There remains the question of whether the probative value of the prior crimes evidence was “substantially outweighed by the danger of unfair prejudice” to appellants. Fed.R.Ev. 403. Appellants urge that the inflammatory nature of this proof, particularly the descriptions of the bilkings of merchants, requires reversal. Since counterfeiting and bilking go hand in hand, it is difficult to discern the prejudice which is so readily apparent to appellants. In any event, in view of the overwhelming evidence of the existence of the conspiracy charged during the period covered by the indictment, we are not prepared to say that Judge Cooper abused the broad discretion vested in him. United States v. Ravich, 421 F.2d 1196, 1204-05 (2d Cir.), cert. denied, 400 U.S. 834, 91 S.Ct. 69, 27 L.Ed.2d 66 (1970); United States v. Harvey,. 526 F.2d 529, 536 (2d Cir. 1975), cert. denied, 424 U.S. 956, 96 S.Ct. 1432, 47 L.Ed.2d 362 (1976).

The three conspirators who testified as Government witnesses were hardly model citizens, and defense counsel conducted a vigorous assault upon their credibility. In an attempt to blunt the impact of this attack, the prosecution elicited testimony from the first of these witnesses that the Government had promised to bring his cooperation to the attention of the sentencing judge and that he would be prosecuted if he testified falsely. Appellants contend that this latter testimony constituted an impermissible Government voucher for the witness’ credibility. This claim is foreclosed by United States v. Aloi, 511 F.2d 585, 597-98 (2d Cir.), cert. denied, 423 U.S. 1015, 96 S.Ct. 447, 46 L.Ed.2d 386, 44 U.S.L.W. 3344 (1975), in which we sustained a prosecutor’s reference to a similar agreement as “merely one of many items” that bear upon the question of. credibility. See also United States v. Isaacs, 493 F.2d 1124, 1165 (7th Cir.) (per curiam), cert. denied, 417 U.S. 976, 94 S.Ct. 3183, 41 L.Ed.2d 1146 (1974).
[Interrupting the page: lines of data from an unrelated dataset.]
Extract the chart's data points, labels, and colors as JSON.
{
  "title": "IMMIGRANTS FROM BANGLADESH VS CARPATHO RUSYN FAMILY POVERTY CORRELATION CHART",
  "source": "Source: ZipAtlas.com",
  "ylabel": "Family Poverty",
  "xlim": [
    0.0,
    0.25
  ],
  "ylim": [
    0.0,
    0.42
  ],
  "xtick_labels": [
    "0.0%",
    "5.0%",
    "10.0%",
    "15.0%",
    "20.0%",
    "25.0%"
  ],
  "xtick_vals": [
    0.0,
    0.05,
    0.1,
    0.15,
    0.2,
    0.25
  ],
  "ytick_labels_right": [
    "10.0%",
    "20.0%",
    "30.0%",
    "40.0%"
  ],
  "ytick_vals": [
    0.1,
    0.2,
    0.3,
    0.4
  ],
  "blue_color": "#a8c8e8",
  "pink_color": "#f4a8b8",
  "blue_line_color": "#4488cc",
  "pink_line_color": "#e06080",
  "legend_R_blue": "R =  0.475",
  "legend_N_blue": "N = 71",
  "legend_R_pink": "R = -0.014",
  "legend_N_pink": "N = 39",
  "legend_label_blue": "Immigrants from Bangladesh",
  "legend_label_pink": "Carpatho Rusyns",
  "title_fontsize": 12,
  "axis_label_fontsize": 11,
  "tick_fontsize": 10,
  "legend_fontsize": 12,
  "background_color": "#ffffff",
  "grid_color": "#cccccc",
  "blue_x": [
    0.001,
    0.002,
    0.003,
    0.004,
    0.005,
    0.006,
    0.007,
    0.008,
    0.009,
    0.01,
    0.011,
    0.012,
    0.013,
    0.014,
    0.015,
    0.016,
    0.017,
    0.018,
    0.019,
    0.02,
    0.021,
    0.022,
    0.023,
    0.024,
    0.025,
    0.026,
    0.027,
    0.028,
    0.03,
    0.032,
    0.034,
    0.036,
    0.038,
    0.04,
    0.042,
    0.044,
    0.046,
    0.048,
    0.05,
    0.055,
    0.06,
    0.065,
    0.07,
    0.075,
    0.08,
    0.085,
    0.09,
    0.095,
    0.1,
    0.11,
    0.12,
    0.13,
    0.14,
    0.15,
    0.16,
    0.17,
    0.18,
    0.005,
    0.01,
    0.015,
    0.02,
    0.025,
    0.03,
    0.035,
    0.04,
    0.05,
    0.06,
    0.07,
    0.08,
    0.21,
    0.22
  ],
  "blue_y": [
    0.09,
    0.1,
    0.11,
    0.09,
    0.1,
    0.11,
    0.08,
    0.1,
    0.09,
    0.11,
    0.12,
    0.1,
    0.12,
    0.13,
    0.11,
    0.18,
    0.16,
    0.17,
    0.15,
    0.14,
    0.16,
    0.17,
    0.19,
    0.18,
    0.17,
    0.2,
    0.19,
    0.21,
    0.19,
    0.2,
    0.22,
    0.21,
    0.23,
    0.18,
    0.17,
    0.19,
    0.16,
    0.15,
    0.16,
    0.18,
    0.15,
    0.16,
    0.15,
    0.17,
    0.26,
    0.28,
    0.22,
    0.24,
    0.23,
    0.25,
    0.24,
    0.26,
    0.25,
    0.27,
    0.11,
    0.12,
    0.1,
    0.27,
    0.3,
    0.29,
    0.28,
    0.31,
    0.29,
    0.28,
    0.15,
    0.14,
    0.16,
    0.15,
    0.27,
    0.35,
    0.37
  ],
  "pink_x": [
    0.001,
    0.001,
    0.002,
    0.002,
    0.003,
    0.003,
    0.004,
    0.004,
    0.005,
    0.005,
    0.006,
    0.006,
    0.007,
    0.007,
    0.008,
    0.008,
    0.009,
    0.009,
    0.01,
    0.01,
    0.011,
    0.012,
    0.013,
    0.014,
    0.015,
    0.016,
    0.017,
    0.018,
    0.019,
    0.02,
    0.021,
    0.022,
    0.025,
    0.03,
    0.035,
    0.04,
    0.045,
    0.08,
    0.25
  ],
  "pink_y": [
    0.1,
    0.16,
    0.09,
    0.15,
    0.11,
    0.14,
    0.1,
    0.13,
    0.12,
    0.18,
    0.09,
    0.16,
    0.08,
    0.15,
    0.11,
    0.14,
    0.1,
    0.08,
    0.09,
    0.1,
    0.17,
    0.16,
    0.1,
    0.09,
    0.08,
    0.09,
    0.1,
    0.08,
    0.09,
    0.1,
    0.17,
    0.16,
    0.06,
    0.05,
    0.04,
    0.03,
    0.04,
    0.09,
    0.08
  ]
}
Appellants also assert that two comments made by the court below in its charge improperly bolstered the credibility of the Government’s witnesses. In instructing on the weight to be given accomplice testimony, Judge Cooper asked the jury to consider whether these witnesses were merely fabricating a story calculated to make a good impression or whether they were smart enough to know that they were being carefully watched by the judge, prosecutor, and jury for signs of lying. This, appellants contend, implied that both the judge and prosecutor were satisfied that the accomplice testimony was truthful. While it would have been much better to have avoided this instruction, particularly the references to the judge and the prosecution which carried an implicit suggestion that they knew what the truth was and thus were in a position to pounce upon any lie, any harmful effect was dissipated by other instructions. The jury was instructed that accomplice testimony should be viewed with “caution” and “circumspection” and was “inherently suspect”.